Typically, if an operation is per-something, it will occur on the GPU. An example is the actual transformation - this is done once per vertex. On the other hand, if it occurs only once per large operation, it'll be on the CPU - such as creating the transformation matrix, which is only done once for each time the object's state changes, or once per frame.
That's just a general answer and some functionality will occur the other way around - as well as being implementation dependent. However, typically, it shouldn't matter to you, the programmer. As long as you allow the GPU plenty of time to do it's work while you're off doing the game sim or whatever, or have a solid threading model, you shouldn't need to worry about it that much.
#sending data to GPU: As far as I know (only used Direct3D) it's all done in-shader, that's what shaders are for.
glTranslate, glRotate and glScale change the current active transformation matrix. This is of course a CPU operation. The model view and projection matrices just describes how the GPU should transforms vertices when issue a rendering command.
So e.g. by calling glTranslate nothing is translated at all yet. Before rendering the current projection and model view matrices are multiplied (MVP = projection * modelview) then this single matrix is copied to the GPU and then the GPU does the matrix * vertex multiplications ("T&L") for each vertex. So the translation/scaling/projection of the vertices is done by the GPU.
Also you really should not be worried about the performance if you don't use these functions in an inner loop somewhere. glTranslate results in three additions. glScale and glRotate are a bit more complex.
My advice is that you should learn a bit more about linear algebra. This is essential for working with 3D APIs.
There are software rendered implementations of OpenGL, so it's possible that no OpenGL functions run on the GPU. There's also hardware that doesn't support certain render states in hardware, so if you set a certain state, switch to software rendering, and again, nothing will run on the GPU (even though there's one there). So I don't think there's any clear distinction between 'GPU-accelerated functions' and 'non-GPU accelerated functions'.

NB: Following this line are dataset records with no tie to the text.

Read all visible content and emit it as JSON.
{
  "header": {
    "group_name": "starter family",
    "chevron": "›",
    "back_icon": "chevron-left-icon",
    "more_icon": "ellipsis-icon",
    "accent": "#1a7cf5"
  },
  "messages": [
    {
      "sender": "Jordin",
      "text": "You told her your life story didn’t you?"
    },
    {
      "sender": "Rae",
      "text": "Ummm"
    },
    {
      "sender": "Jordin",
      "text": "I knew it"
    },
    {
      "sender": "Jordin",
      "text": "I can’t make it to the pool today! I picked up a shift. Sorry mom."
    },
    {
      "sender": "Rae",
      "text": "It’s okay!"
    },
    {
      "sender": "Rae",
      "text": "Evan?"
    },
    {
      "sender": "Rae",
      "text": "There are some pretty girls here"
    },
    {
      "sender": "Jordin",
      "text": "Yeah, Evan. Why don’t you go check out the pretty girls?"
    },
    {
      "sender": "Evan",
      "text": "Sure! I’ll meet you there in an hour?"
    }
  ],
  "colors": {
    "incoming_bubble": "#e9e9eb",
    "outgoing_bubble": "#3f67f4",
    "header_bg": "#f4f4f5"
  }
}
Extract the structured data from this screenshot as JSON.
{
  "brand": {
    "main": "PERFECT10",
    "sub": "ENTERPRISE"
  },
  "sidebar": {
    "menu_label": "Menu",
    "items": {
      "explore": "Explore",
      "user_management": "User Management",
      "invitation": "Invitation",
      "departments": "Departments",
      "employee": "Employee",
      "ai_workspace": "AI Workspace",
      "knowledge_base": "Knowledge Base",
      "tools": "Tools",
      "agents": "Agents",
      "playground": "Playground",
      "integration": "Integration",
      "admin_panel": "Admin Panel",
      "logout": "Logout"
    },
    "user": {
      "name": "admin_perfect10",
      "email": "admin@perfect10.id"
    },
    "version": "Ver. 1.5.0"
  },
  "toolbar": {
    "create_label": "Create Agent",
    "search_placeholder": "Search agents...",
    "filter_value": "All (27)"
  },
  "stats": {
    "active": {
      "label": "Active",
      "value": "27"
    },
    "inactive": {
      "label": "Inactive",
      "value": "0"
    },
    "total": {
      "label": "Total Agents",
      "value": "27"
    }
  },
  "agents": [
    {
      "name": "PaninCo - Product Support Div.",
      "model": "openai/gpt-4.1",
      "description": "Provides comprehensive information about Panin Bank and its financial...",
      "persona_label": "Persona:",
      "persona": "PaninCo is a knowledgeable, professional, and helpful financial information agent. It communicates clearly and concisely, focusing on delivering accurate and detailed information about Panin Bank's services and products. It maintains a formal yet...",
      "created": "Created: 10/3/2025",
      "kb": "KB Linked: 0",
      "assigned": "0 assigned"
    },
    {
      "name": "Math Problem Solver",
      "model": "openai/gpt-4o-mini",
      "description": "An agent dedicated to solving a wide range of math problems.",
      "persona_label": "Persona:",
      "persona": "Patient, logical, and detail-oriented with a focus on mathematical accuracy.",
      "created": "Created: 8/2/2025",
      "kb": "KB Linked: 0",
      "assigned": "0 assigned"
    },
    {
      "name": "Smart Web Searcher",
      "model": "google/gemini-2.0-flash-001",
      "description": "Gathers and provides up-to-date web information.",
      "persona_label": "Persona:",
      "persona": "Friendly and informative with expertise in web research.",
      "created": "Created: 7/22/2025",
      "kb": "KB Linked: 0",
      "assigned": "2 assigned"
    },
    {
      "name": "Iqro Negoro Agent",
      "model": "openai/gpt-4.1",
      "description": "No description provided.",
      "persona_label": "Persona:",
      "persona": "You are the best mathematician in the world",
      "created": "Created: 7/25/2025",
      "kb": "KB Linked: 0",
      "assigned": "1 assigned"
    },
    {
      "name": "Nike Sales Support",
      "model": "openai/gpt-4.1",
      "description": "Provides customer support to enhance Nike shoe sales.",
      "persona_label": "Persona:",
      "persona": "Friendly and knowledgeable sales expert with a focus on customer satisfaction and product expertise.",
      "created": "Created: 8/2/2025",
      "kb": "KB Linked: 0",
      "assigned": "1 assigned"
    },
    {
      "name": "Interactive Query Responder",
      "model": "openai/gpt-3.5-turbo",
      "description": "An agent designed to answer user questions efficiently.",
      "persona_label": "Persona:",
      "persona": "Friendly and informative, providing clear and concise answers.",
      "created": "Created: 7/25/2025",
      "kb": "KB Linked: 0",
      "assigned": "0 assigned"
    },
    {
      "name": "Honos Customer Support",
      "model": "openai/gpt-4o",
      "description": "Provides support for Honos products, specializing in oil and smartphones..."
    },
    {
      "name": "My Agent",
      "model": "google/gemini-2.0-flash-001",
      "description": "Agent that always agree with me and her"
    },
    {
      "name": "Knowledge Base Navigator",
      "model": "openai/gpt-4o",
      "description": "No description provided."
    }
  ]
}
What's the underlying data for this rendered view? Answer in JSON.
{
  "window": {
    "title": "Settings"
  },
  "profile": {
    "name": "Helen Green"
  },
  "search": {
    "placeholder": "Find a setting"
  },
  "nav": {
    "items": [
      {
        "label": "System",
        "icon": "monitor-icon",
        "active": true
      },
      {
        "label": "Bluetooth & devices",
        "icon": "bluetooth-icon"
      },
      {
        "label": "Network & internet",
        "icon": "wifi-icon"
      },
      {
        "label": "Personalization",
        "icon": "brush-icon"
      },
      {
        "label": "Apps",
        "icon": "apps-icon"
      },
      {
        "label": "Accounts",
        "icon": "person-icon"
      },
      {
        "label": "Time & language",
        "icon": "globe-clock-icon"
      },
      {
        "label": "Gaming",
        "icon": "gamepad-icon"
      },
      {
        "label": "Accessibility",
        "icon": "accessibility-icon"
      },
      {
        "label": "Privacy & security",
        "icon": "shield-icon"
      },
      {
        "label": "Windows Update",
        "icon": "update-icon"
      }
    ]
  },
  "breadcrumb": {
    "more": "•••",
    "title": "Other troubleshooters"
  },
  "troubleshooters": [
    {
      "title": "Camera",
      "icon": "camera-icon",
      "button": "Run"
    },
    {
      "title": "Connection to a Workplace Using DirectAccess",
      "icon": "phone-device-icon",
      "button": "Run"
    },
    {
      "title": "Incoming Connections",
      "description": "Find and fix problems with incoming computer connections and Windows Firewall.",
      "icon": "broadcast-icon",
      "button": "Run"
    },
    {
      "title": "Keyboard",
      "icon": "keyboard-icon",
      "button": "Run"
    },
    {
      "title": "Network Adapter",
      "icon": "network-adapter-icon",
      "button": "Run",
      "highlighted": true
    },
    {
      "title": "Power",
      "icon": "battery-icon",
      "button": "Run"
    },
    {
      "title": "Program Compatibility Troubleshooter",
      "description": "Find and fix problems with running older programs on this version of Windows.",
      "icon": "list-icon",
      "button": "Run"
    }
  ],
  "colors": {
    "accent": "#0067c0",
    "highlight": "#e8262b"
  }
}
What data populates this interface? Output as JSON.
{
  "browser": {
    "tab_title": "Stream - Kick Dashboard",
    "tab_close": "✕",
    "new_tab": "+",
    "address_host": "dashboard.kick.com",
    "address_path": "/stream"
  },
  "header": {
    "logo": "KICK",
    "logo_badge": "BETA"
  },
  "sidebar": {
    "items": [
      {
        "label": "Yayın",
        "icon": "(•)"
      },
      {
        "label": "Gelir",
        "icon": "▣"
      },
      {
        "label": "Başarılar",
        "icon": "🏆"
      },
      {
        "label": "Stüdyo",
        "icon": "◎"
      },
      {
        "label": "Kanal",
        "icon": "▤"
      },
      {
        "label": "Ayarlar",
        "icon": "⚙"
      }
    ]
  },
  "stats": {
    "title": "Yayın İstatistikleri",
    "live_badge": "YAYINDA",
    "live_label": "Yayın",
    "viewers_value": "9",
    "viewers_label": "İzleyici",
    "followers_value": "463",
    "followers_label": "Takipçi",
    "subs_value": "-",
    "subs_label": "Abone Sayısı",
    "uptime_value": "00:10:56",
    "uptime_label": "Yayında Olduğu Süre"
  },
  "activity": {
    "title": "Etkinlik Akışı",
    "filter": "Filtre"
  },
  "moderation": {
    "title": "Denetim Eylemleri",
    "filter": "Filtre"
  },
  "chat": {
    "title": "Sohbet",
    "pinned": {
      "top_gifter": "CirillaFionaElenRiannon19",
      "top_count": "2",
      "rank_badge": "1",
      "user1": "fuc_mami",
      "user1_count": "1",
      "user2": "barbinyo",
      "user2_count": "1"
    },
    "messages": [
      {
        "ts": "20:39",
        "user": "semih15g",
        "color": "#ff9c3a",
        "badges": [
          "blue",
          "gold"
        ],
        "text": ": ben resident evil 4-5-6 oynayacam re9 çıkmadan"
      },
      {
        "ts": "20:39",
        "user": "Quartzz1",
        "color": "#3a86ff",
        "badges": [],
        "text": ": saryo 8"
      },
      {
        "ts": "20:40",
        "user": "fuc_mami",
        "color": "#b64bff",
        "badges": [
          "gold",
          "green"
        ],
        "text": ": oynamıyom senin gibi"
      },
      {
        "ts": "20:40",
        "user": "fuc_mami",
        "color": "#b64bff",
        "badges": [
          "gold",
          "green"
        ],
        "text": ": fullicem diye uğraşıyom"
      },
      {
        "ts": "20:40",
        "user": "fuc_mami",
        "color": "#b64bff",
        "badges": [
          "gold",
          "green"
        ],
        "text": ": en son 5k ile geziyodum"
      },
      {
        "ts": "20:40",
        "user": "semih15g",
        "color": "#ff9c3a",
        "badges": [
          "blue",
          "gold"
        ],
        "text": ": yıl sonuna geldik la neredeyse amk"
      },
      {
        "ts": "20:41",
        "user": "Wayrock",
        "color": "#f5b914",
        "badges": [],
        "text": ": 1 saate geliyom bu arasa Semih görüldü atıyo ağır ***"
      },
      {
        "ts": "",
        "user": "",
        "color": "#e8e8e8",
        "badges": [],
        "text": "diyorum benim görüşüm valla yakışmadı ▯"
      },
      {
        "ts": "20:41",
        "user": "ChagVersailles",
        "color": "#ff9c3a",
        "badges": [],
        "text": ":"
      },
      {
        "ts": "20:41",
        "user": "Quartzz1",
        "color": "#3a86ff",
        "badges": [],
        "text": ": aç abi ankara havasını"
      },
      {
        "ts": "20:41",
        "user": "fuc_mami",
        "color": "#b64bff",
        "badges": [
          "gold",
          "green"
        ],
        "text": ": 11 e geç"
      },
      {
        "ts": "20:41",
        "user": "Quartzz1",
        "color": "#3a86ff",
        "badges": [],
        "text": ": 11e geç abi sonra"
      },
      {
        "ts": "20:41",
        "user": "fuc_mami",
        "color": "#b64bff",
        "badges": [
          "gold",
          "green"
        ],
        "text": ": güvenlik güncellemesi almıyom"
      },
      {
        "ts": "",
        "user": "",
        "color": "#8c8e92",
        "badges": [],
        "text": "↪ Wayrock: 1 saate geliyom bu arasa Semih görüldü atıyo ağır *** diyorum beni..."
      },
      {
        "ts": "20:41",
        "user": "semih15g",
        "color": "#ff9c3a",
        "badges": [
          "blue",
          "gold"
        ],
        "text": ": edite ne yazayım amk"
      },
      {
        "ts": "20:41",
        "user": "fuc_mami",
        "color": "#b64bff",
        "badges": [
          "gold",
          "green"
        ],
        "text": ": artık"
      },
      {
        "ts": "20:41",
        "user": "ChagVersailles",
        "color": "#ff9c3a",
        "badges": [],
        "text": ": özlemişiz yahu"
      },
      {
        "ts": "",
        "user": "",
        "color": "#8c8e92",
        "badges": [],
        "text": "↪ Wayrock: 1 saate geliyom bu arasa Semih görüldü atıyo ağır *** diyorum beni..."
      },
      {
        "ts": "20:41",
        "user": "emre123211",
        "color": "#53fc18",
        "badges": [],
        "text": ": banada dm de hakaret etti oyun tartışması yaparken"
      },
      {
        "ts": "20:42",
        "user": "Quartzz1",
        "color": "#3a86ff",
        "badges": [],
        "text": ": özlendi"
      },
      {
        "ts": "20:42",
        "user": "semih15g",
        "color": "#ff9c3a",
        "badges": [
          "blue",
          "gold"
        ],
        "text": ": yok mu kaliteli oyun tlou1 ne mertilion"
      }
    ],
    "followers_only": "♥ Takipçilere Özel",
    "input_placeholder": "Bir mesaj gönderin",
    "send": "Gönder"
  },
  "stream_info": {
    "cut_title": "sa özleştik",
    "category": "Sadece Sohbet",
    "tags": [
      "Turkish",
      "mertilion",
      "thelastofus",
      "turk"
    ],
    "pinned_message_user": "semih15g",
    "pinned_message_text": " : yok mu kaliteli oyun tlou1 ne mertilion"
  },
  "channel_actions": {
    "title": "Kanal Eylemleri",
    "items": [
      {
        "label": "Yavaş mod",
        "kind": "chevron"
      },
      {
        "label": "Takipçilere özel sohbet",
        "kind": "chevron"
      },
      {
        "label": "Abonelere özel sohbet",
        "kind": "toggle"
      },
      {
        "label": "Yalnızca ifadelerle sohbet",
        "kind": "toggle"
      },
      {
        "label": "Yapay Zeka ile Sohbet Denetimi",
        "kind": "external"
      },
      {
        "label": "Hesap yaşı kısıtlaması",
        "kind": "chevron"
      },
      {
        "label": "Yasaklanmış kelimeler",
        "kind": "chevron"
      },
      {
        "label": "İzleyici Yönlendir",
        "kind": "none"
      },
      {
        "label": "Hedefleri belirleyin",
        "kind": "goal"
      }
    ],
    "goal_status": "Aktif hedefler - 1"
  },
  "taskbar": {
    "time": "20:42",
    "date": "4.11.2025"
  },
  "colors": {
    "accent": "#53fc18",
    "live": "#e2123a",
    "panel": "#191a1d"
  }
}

To be on the safe side, keep things as simple as possible. The straightforward rendering-with-vertices and basic features like Z buffering are most likely to be hardware accelerated, so if you can stick to that with the minimum state changing, you'll be most likely to keep things hardware accelerated. This is also the way to maximize performance of hardware-accelerated rendering - graphics cards like to stay in one state and just crunch a bunch of vertices.